Meu nome é Canis Narrator. Se fosse modesto, diria simplesmente que sou alguém que gosta de contar histórias, além de dar e receber fidelidade à humana que me chama de filhote até hoje, apesar de que já estou na terceira idade canina.
Mas como pertenço à Academia dos Há Cães Dêmicos, vou logo dizendo que sou produtor de roteiro para canais de televisão especiais para entretenimento canino. Então é claro que vou contar a história que foi premiada como melhor episódio do Canal Xis Cão, no programa Levante as orelhas que lá vem história!

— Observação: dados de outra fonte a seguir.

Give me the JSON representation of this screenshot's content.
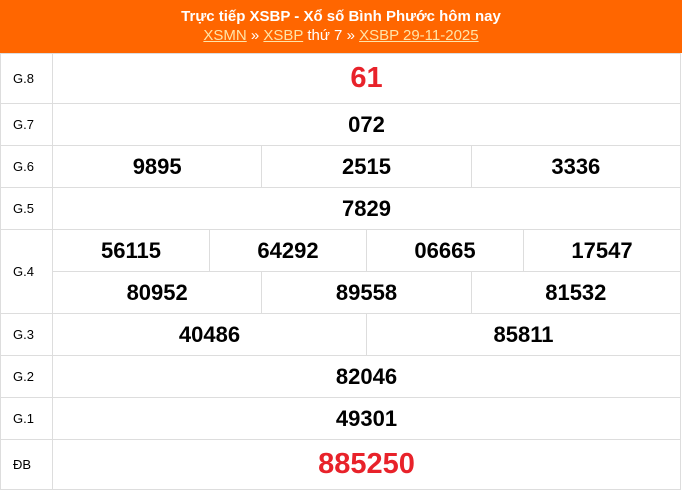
{
  "header": {
    "title": "Trực tiếp XSBP - Xổ số Bình Phước hôm nay",
    "links": [
      "XSMN",
      "XSBP",
      "XSBP 29-11-2025"
    ],
    "sep": "»",
    "day": "thứ 7"
  },
  "colors": {
    "header": "#ff6600",
    "special": "#e8222a"
  },
  "prizes": {
    "g8": {
      "label": "G.8",
      "nums": [
        "61"
      ]
    },
    "g7": {
      "label": "G.7",
      "nums": [
        "072"
      ]
    },
    "g6": {
      "label": "G.6",
      "nums": [
        "9895",
        "2515",
        "3336"
      ]
    },
    "g5": {
      "label": "G.5",
      "nums": [
        "7829"
      ]
    },
    "g4": {
      "label": "G.4",
      "nums": [
        "56115",
        "64292",
        "06665",
        "17547",
        "80952",
        "89558",
        "81532"
      ]
    },
    "g3": {
      "label": "G.3",
      "nums": [
        "40486",
        "85811"
      ]
    },
    "g2": {
      "label": "G.2",
      "nums": [
        "82046"
      ]
    },
    "g1": {
      "label": "G.1",
      "nums": [
        "49301"
      ]
    },
    "db": {
      "label": "ĐB",
      "nums": [
        "885250"
      ]
    }
  }
}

A história se passa em Florianópolis, em 27 de abril de 2020, durante o isolamento social para evitar a proliferação do Covid 19. Não sei se já deduziram, mas a minha mamãe humana já não é tão nova como antigamente foi... (dá uma dor esdrúxula ao dizer isso, porque não há eufemismo que o sustente sem parecer ridículo).
Mas abana o rabo que lá vem história, caro leitor! Já que agora começa o propriamente dito, vivido, presenciado, que foi quando Mamãe resolveu me tirar do meu sossego contemplativo e assistir TV naquela altura que não há cão que aguente!

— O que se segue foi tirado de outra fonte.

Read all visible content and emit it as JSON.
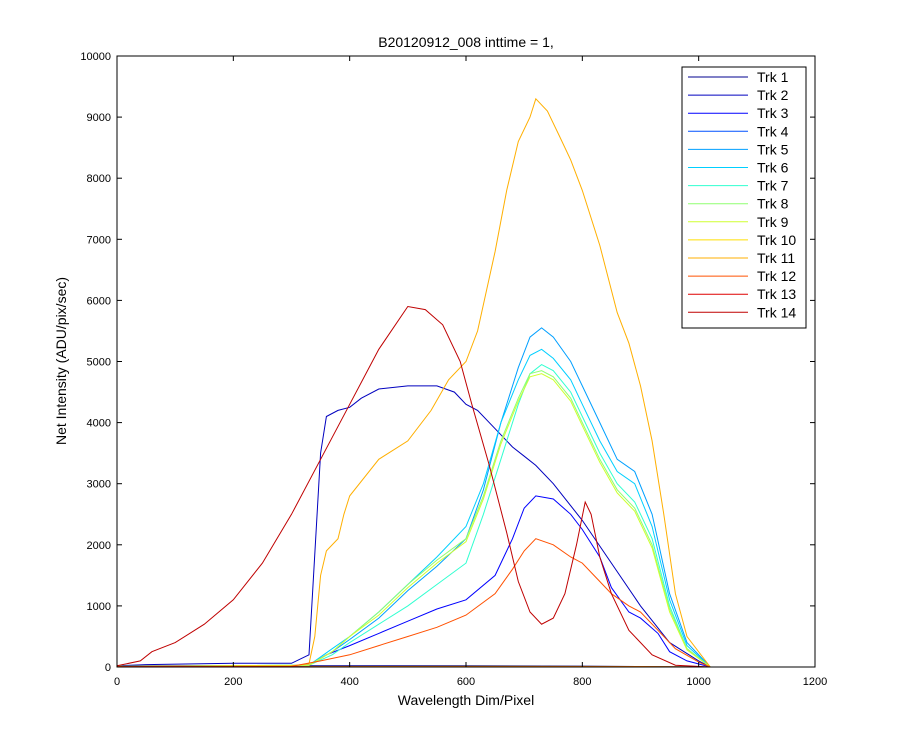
{
  "chart_data": {
    "type": "line",
    "title": "B20120912_008 inttime = 1,",
    "xlabel": "Wavelength Dim/Pixel",
    "ylabel": "Net Intensity (ADU/pix/sec)",
    "xlim": [
      0,
      1200
    ],
    "ylim": [
      0,
      10000
    ],
    "xticks": [
      "0",
      "200",
      "400",
      "600",
      "800",
      "1000",
      "1200"
    ],
    "yticks": [
      "0",
      "1000",
      "2000",
      "3000",
      "4000",
      "5000",
      "6000",
      "7000",
      "8000",
      "9000",
      "10000"
    ],
    "legend_position": "top-right",
    "series": [
      {
        "name": "Trk 1",
        "color": "#00008f",
        "points": [
          [
            0,
            20
          ],
          [
            300,
            20
          ],
          [
            600,
            20
          ],
          [
            800,
            15
          ],
          [
            1020,
            0
          ]
        ]
      },
      {
        "name": "Trk 2",
        "color": "#0000bf",
        "points": [
          [
            0,
            20
          ],
          [
            50,
            40
          ],
          [
            200,
            60
          ],
          [
            300,
            60
          ],
          [
            330,
            200
          ],
          [
            350,
            3500
          ],
          [
            360,
            4100
          ],
          [
            380,
            4200
          ],
          [
            400,
            4250
          ],
          [
            420,
            4400
          ],
          [
            450,
            4550
          ],
          [
            500,
            4600
          ],
          [
            550,
            4600
          ],
          [
            580,
            4500
          ],
          [
            600,
            4300
          ],
          [
            620,
            4200
          ],
          [
            650,
            3900
          ],
          [
            680,
            3600
          ],
          [
            700,
            3450
          ],
          [
            720,
            3300
          ],
          [
            750,
            3000
          ],
          [
            800,
            2400
          ],
          [
            850,
            1700
          ],
          [
            900,
            1000
          ],
          [
            950,
            400
          ],
          [
            1000,
            100
          ],
          [
            1020,
            0
          ]
        ]
      },
      {
        "name": "Trk 3",
        "color": "#0000ff",
        "points": [
          [
            0,
            10
          ],
          [
            300,
            10
          ],
          [
            330,
            30
          ],
          [
            360,
            200
          ],
          [
            400,
            350
          ],
          [
            450,
            550
          ],
          [
            500,
            750
          ],
          [
            550,
            950
          ],
          [
            600,
            1100
          ],
          [
            650,
            1500
          ],
          [
            680,
            2100
          ],
          [
            700,
            2600
          ],
          [
            720,
            2800
          ],
          [
            750,
            2750
          ],
          [
            780,
            2500
          ],
          [
            800,
            2250
          ],
          [
            830,
            1800
          ],
          [
            850,
            1300
          ],
          [
            880,
            900
          ],
          [
            900,
            800
          ],
          [
            930,
            550
          ],
          [
            950,
            250
          ],
          [
            980,
            100
          ],
          [
            1020,
            0
          ]
        ]
      },
      {
        "name": "Trk 4",
        "color": "#0050ff",
        "points": [
          [
            0,
            5
          ],
          [
            300,
            5
          ],
          [
            600,
            5
          ],
          [
            900,
            5
          ],
          [
            1020,
            0
          ]
        ]
      },
      {
        "name": "Trk 5",
        "color": "#009fff",
        "points": [
          [
            0,
            10
          ],
          [
            330,
            30
          ],
          [
            370,
            250
          ],
          [
            400,
            450
          ],
          [
            450,
            800
          ],
          [
            500,
            1250
          ],
          [
            550,
            1650
          ],
          [
            600,
            2100
          ],
          [
            630,
            2900
          ],
          [
            660,
            4000
          ],
          [
            690,
            4900
          ],
          [
            710,
            5400
          ],
          [
            730,
            5550
          ],
          [
            750,
            5400
          ],
          [
            780,
            5000
          ],
          [
            800,
            4600
          ],
          [
            830,
            4000
          ],
          [
            860,
            3400
          ],
          [
            890,
            3200
          ],
          [
            920,
            2500
          ],
          [
            950,
            1200
          ],
          [
            980,
            400
          ],
          [
            1020,
            0
          ]
        ]
      },
      {
        "name": "Trk 6",
        "color": "#00cfff",
        "points": [
          [
            0,
            10
          ],
          [
            330,
            30
          ],
          [
            370,
            300
          ],
          [
            400,
            500
          ],
          [
            450,
            900
          ],
          [
            500,
            1350
          ],
          [
            550,
            1800
          ],
          [
            600,
            2300
          ],
          [
            630,
            3000
          ],
          [
            660,
            4000
          ],
          [
            690,
            4700
          ],
          [
            710,
            5100
          ],
          [
            730,
            5200
          ],
          [
            750,
            5050
          ],
          [
            780,
            4700
          ],
          [
            800,
            4300
          ],
          [
            830,
            3700
          ],
          [
            860,
            3200
          ],
          [
            890,
            3000
          ],
          [
            920,
            2300
          ],
          [
            950,
            1100
          ],
          [
            980,
            350
          ],
          [
            1020,
            0
          ]
        ]
      },
      {
        "name": "Trk 7",
        "color": "#30ffd0",
        "points": [
          [
            0,
            10
          ],
          [
            330,
            30
          ],
          [
            370,
            200
          ],
          [
            400,
            400
          ],
          [
            450,
            700
          ],
          [
            500,
            1000
          ],
          [
            550,
            1350
          ],
          [
            600,
            1700
          ],
          [
            630,
            2500
          ],
          [
            660,
            3400
          ],
          [
            690,
            4300
          ],
          [
            710,
            4800
          ],
          [
            730,
            4950
          ],
          [
            750,
            4850
          ],
          [
            780,
            4500
          ],
          [
            800,
            4100
          ],
          [
            830,
            3500
          ],
          [
            860,
            3000
          ],
          [
            890,
            2700
          ],
          [
            920,
            2100
          ],
          [
            950,
            1000
          ],
          [
            980,
            300
          ],
          [
            1020,
            0
          ]
        ]
      },
      {
        "name": "Trk 8",
        "color": "#8fff70",
        "points": [
          [
            0,
            10
          ],
          [
            330,
            30
          ],
          [
            370,
            250
          ],
          [
            400,
            500
          ],
          [
            450,
            900
          ],
          [
            500,
            1350
          ],
          [
            550,
            1750
          ],
          [
            600,
            2100
          ],
          [
            630,
            2800
          ],
          [
            660,
            3700
          ],
          [
            690,
            4400
          ],
          [
            710,
            4800
          ],
          [
            730,
            4850
          ],
          [
            750,
            4750
          ],
          [
            780,
            4400
          ],
          [
            800,
            4000
          ],
          [
            830,
            3400
          ],
          [
            860,
            2900
          ],
          [
            890,
            2600
          ],
          [
            920,
            2000
          ],
          [
            950,
            950
          ],
          [
            980,
            300
          ],
          [
            1020,
            0
          ]
        ]
      },
      {
        "name": "Trk 9",
        "color": "#cfff30",
        "points": [
          [
            0,
            10
          ],
          [
            330,
            30
          ],
          [
            370,
            250
          ],
          [
            400,
            500
          ],
          [
            450,
            850
          ],
          [
            500,
            1300
          ],
          [
            550,
            1700
          ],
          [
            600,
            2050
          ],
          [
            630,
            2750
          ],
          [
            660,
            3650
          ],
          [
            690,
            4350
          ],
          [
            710,
            4750
          ],
          [
            730,
            4800
          ],
          [
            750,
            4700
          ],
          [
            780,
            4350
          ],
          [
            800,
            3950
          ],
          [
            830,
            3350
          ],
          [
            860,
            2850
          ],
          [
            890,
            2550
          ],
          [
            920,
            1950
          ],
          [
            950,
            900
          ],
          [
            980,
            280
          ],
          [
            1020,
            0
          ]
        ]
      },
      {
        "name": "Trk 10",
        "color": "#ffdf00",
        "points": [
          [
            0,
            5
          ],
          [
            300,
            5
          ],
          [
            600,
            10
          ],
          [
            900,
            8
          ],
          [
            1020,
            0
          ]
        ]
      },
      {
        "name": "Trk 11",
        "color": "#ffaf00",
        "points": [
          [
            0,
            10
          ],
          [
            300,
            20
          ],
          [
            330,
            50
          ],
          [
            340,
            500
          ],
          [
            350,
            1500
          ],
          [
            360,
            1900
          ],
          [
            380,
            2100
          ],
          [
            390,
            2500
          ],
          [
            400,
            2800
          ],
          [
            450,
            3400
          ],
          [
            500,
            3700
          ],
          [
            540,
            4200
          ],
          [
            570,
            4700
          ],
          [
            600,
            5000
          ],
          [
            620,
            5500
          ],
          [
            650,
            6800
          ],
          [
            670,
            7800
          ],
          [
            690,
            8600
          ],
          [
            710,
            9000
          ],
          [
            720,
            9300
          ],
          [
            740,
            9100
          ],
          [
            760,
            8700
          ],
          [
            780,
            8300
          ],
          [
            800,
            7800
          ],
          [
            830,
            6900
          ],
          [
            860,
            5800
          ],
          [
            880,
            5300
          ],
          [
            900,
            4600
          ],
          [
            920,
            3700
          ],
          [
            940,
            2500
          ],
          [
            960,
            1200
          ],
          [
            980,
            500
          ],
          [
            1020,
            0
          ]
        ]
      },
      {
        "name": "Trk 12",
        "color": "#ff5000",
        "points": [
          [
            0,
            5
          ],
          [
            300,
            10
          ],
          [
            350,
            100
          ],
          [
            400,
            200
          ],
          [
            450,
            350
          ],
          [
            500,
            500
          ],
          [
            550,
            650
          ],
          [
            600,
            850
          ],
          [
            650,
            1200
          ],
          [
            680,
            1600
          ],
          [
            700,
            1900
          ],
          [
            720,
            2100
          ],
          [
            750,
            2000
          ],
          [
            780,
            1800
          ],
          [
            800,
            1700
          ],
          [
            830,
            1400
          ],
          [
            850,
            1200
          ],
          [
            880,
            1000
          ],
          [
            900,
            900
          ],
          [
            930,
            600
          ],
          [
            960,
            300
          ],
          [
            1000,
            80
          ],
          [
            1020,
            0
          ]
        ]
      },
      {
        "name": "Trk 13",
        "color": "#df0000",
        "points": [
          [
            0,
            5
          ],
          [
            300,
            5
          ],
          [
            600,
            5
          ],
          [
            900,
            5
          ],
          [
            1020,
            0
          ]
        ]
      },
      {
        "name": "Trk 14",
        "color": "#bf0000",
        "points": [
          [
            0,
            20
          ],
          [
            40,
            100
          ],
          [
            60,
            250
          ],
          [
            100,
            400
          ],
          [
            150,
            700
          ],
          [
            200,
            1100
          ],
          [
            250,
            1700
          ],
          [
            300,
            2500
          ],
          [
            350,
            3400
          ],
          [
            400,
            4300
          ],
          [
            450,
            5200
          ],
          [
            500,
            5900
          ],
          [
            530,
            5850
          ],
          [
            560,
            5600
          ],
          [
            590,
            5000
          ],
          [
            610,
            4300
          ],
          [
            640,
            3300
          ],
          [
            670,
            2200
          ],
          [
            690,
            1400
          ],
          [
            710,
            900
          ],
          [
            730,
            700
          ],
          [
            750,
            800
          ],
          [
            770,
            1200
          ],
          [
            790,
            2000
          ],
          [
            805,
            2700
          ],
          [
            815,
            2500
          ],
          [
            830,
            1800
          ],
          [
            850,
            1200
          ],
          [
            880,
            600
          ],
          [
            920,
            200
          ],
          [
            960,
            30
          ],
          [
            1020,
            0
          ]
        ]
      }
    ]
  }
}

Aleatoriamente, ela ligou num canal no qual passava um programa de culinária e teve novamente aquela necessidade premente de ir ao supermercado.
– O que iria fazer?
Vestiu-se para sair e...
Não podia. Então se amarrou na poltrona.
Verificou que tinha ficado bem amarrada. Não poderia fugir...
O telefone tocou, não daria tempo de se desamarrar para atender. Resolveu não tentar fazê-lo, seria um desgaste inútil ou um risco.

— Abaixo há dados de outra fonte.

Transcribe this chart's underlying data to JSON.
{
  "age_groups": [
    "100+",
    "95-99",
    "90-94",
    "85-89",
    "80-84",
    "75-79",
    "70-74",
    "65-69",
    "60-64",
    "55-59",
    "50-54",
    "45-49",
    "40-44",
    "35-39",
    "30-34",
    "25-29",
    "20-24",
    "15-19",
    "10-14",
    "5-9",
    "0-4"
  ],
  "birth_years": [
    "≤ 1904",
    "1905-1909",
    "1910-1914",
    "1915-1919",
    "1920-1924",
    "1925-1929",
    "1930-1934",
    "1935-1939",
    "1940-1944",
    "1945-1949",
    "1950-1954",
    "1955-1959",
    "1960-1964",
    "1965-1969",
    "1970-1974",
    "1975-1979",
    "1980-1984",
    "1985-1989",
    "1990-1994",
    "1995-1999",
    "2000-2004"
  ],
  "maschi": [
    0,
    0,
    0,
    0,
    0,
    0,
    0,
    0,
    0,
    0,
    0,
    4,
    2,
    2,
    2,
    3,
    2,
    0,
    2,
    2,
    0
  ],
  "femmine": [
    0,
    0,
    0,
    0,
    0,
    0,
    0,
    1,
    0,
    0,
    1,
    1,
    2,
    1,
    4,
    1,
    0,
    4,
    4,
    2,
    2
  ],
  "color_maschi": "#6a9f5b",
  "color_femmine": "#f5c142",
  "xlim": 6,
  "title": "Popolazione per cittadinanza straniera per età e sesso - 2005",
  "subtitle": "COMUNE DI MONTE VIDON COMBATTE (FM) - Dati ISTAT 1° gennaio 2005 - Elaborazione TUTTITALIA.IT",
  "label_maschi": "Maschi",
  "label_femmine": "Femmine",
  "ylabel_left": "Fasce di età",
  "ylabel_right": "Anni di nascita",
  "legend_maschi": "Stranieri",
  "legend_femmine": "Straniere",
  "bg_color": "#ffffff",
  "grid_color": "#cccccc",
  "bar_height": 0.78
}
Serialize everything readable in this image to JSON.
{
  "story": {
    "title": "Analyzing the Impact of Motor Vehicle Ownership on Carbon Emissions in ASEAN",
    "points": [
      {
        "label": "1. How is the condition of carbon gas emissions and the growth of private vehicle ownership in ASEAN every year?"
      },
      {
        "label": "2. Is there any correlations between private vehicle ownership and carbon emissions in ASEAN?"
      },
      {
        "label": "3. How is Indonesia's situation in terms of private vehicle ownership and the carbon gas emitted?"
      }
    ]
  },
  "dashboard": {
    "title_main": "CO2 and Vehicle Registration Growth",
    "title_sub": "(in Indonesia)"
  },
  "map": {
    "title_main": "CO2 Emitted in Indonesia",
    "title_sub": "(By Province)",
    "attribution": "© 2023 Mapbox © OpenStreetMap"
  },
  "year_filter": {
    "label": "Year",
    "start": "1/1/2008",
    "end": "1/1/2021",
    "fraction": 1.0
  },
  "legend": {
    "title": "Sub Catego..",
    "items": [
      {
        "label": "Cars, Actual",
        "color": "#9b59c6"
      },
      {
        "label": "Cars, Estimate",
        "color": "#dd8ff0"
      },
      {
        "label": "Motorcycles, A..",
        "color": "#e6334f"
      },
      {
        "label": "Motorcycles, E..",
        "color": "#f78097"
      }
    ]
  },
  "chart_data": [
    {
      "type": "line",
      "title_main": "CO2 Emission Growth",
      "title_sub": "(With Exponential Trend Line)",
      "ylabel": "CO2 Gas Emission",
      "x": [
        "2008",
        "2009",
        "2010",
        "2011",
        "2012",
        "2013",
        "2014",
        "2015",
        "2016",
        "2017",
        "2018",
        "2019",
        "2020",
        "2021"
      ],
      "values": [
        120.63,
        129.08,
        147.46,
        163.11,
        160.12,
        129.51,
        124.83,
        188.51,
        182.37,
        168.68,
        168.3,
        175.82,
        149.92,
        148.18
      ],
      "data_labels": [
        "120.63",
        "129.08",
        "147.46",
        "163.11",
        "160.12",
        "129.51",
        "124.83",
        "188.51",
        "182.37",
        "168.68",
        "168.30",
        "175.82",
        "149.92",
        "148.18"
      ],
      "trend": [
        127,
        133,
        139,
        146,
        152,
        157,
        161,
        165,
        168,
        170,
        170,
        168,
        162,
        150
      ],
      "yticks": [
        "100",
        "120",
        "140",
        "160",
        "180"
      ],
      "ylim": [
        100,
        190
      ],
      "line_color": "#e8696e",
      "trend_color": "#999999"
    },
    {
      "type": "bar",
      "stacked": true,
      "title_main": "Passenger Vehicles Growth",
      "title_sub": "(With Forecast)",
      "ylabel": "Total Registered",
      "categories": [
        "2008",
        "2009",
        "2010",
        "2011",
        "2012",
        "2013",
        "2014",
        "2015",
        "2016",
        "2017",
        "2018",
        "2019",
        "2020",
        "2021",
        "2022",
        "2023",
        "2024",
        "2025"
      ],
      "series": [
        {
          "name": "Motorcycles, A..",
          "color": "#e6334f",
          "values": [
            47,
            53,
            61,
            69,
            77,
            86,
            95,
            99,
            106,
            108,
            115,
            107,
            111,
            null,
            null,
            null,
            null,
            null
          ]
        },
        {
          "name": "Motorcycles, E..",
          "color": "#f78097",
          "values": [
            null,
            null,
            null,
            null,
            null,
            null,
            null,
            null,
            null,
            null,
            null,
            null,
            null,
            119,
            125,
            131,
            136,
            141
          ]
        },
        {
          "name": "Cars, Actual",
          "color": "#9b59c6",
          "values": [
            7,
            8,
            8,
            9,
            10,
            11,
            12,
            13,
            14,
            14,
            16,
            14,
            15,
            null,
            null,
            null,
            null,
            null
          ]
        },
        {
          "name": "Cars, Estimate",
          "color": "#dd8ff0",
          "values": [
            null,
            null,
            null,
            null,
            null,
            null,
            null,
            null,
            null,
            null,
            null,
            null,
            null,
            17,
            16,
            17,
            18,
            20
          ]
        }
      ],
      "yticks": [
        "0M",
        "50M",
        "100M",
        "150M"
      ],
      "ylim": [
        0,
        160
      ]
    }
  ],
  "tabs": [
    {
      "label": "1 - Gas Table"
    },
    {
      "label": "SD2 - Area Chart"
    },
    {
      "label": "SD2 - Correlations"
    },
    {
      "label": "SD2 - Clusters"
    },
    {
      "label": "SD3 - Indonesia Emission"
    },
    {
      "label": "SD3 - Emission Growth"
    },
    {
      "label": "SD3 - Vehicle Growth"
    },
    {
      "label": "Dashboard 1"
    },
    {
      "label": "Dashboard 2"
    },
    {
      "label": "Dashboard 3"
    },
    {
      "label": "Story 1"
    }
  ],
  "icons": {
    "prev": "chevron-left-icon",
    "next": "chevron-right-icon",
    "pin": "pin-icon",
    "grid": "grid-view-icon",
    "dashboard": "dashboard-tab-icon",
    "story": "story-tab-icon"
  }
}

Na dúvida, continuou onde estava.
O programa a que assistia aguçou a sua fome. Será que teria todos os ingredientes para fazer a receita apresentada? Lembrou-se dos itens que estavam lá no armário da cozinha destinado para tal fim.
– Estariam na validade?
Pensou em se desamarrar para conferir. Mas amarrar tinha dado um trabalho tremendo!
Alcançou o celular sem se desamarrar.
Havia várias mensagens e uma ligação não atendida. Era a filha mais velha: minha irmã humana.
– Teria ficado preocupada, já que Mamãe não atendeu?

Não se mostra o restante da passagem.